Chasing Panaitopol Primes

From Brute Force Pain to Elegant Math

the problem
the naïve beginning - two loops, too much pain
first algebraic simplification (still stuck with two variables)
the breakthrough - variable substitution
bounding the search space
the implementation evolution
the parallelization experiments
- lessons from over-concurrentization
- failed distributed computing attempts
micro-optimizations that mattered
the final performance journey
key lessons learned
the complete optimized solution
final thoughts
bonus: what's next?

I've been working through Project Euler problems, and Problem 291 ("Panaitopol primes") sent me down a fascinating rabbit hole. What started as a naïve double loop taking hours transformed into a 5-second solution through mathematical insight, careful optimization, and some surprising lessons about parallelization. Here's the complete journey.

The Problem

A Panaitopol prime is a prime number that can be expressed as:

p = (a⁴ - b⁴) / (a³ + b³)

where a > b > 0 are positive integers.

The challenge: Find how many Panaitopol primes exist below 5 × 10¹⁵. Yeah, that is 5 followed by 15 zeroes. 5_000_000_000_000_000. To put that in perspective, if light had to travel this number of kilometers, it would take 528.5 years. That's almost-almost the amount of time it takes for light from Betelgeuse to reach Earth.
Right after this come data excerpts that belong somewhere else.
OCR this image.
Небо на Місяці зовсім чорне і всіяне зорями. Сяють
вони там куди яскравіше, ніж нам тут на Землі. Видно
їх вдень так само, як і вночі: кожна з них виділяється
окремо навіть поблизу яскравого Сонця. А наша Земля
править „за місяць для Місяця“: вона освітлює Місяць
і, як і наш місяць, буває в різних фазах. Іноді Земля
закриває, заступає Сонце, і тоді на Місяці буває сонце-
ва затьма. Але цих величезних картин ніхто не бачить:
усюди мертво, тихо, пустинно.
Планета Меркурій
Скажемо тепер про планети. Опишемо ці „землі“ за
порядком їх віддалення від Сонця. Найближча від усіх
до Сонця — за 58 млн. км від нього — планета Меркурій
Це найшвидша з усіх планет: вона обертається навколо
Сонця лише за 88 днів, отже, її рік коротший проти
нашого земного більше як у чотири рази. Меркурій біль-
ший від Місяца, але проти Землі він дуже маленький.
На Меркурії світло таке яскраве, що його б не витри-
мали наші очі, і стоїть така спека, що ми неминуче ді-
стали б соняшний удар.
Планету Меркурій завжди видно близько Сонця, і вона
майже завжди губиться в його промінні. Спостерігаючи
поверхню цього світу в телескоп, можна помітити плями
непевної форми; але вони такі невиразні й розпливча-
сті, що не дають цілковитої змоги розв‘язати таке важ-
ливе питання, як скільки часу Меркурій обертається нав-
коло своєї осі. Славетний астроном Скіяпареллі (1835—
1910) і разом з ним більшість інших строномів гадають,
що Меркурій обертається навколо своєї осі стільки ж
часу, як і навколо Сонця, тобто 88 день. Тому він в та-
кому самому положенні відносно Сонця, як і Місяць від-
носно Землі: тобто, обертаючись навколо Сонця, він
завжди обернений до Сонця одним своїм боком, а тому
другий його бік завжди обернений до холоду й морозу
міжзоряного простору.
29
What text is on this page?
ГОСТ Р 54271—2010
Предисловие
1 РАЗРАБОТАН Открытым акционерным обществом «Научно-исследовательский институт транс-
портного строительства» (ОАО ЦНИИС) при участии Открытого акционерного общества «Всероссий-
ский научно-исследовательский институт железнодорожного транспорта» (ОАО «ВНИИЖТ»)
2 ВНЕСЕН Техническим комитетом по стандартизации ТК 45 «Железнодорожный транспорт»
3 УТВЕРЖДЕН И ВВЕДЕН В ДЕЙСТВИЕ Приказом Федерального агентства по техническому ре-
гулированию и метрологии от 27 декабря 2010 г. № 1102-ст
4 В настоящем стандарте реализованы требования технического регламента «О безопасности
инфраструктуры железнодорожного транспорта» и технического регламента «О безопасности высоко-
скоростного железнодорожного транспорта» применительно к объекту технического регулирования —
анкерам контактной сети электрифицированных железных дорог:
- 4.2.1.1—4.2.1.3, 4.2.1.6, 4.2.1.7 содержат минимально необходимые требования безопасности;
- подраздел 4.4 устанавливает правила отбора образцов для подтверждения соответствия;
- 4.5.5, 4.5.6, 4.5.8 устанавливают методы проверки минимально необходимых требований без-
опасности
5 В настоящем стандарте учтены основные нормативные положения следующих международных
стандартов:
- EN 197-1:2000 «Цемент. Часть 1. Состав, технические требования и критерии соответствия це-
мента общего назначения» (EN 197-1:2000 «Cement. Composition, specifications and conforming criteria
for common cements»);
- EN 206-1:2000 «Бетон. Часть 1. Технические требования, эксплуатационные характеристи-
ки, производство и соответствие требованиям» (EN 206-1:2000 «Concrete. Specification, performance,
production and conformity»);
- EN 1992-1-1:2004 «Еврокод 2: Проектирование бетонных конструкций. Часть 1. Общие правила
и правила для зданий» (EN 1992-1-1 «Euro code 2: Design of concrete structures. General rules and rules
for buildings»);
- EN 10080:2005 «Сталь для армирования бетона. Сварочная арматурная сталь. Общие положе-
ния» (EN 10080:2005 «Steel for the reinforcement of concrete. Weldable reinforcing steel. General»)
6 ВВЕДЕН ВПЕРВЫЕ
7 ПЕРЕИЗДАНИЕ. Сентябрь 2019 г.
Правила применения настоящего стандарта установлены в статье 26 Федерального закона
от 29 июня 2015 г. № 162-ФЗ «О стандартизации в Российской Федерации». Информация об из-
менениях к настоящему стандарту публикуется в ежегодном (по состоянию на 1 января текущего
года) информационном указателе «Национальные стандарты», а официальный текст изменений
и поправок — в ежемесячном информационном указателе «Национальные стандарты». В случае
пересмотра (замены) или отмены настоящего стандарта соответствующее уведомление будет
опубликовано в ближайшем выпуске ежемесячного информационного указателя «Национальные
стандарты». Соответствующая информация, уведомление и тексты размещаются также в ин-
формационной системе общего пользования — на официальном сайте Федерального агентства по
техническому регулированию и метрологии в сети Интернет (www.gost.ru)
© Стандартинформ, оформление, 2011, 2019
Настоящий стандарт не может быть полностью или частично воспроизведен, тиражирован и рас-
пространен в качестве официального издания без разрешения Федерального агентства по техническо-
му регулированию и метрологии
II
The Naïve Beginning - Two Loops, Too Much Pain

Looking at the formula for Panaitopol primes:

p = (a⁴ - b⁴) / (a³ + b³)

My first instinct was the obvious one - just try all possible (a, b) pairs. But here's the catch: not all (a, b) pairs produce integer results! The division needs to be exact. So I implemented it with remainder checking:

def panaitopol(x, y):
    x3 = x ** 3
    x4 = x3 * x
    y3 = y ** 3
    y4 = y3 * y
    return (x4 - y4) // (x3 + y3), (x4 - y4) % (x3 + y3)

l = set()
for i in range(1, 5001):
    for j in range(1, i):
        pp, remainder = panaitopol(i, j)
        if remainder == 0 and isprime(pp):
            l.add(pp)

Even with bounds of just 5,000, this was painfully slow. That's $O(n^2)$ candidate pairs, and for the actual problem limit, this approach would take literally forever. Plus, I had to check divisibility for each pair - double the pain!

First Algebraic Simplification (Still Stuck with Two Variables)

I tried simplifying the expression algebraically. Let's start with the original formula and factor both the numerator and denominator:

p = (a⁴ - b⁴) / (a³ + b³)

For the numerator, we can use the difference of squares twice:

a⁴ - b⁴ = (a²)² - (b²)² = (a² - b²)(a² + b²)

And then factor a² - b² further:

a⁴ - b⁴ = (a - b)(a + b)(a² + b²)

For the denominator, we use the sum of cubes formula:

a³ + b³ = (a + b)(a² - ab + b²)

So our fraction becomes:

p = ((a - b)(a + b)(a² + b²)) / ((a + b)(a² - ab + b²))

We can cancel the common factor (a + b):

p = ((a - b)(a² + b²)) / (a² - ab + b²)

This was cleaner, but computationally? Still O(n²). I still needed to check every (a, b) pair, and the formula still had two independent variables. The key insight I was missing: I needed to find a relationship between a and b that would guarantee integer results and reduce the problem to one variable.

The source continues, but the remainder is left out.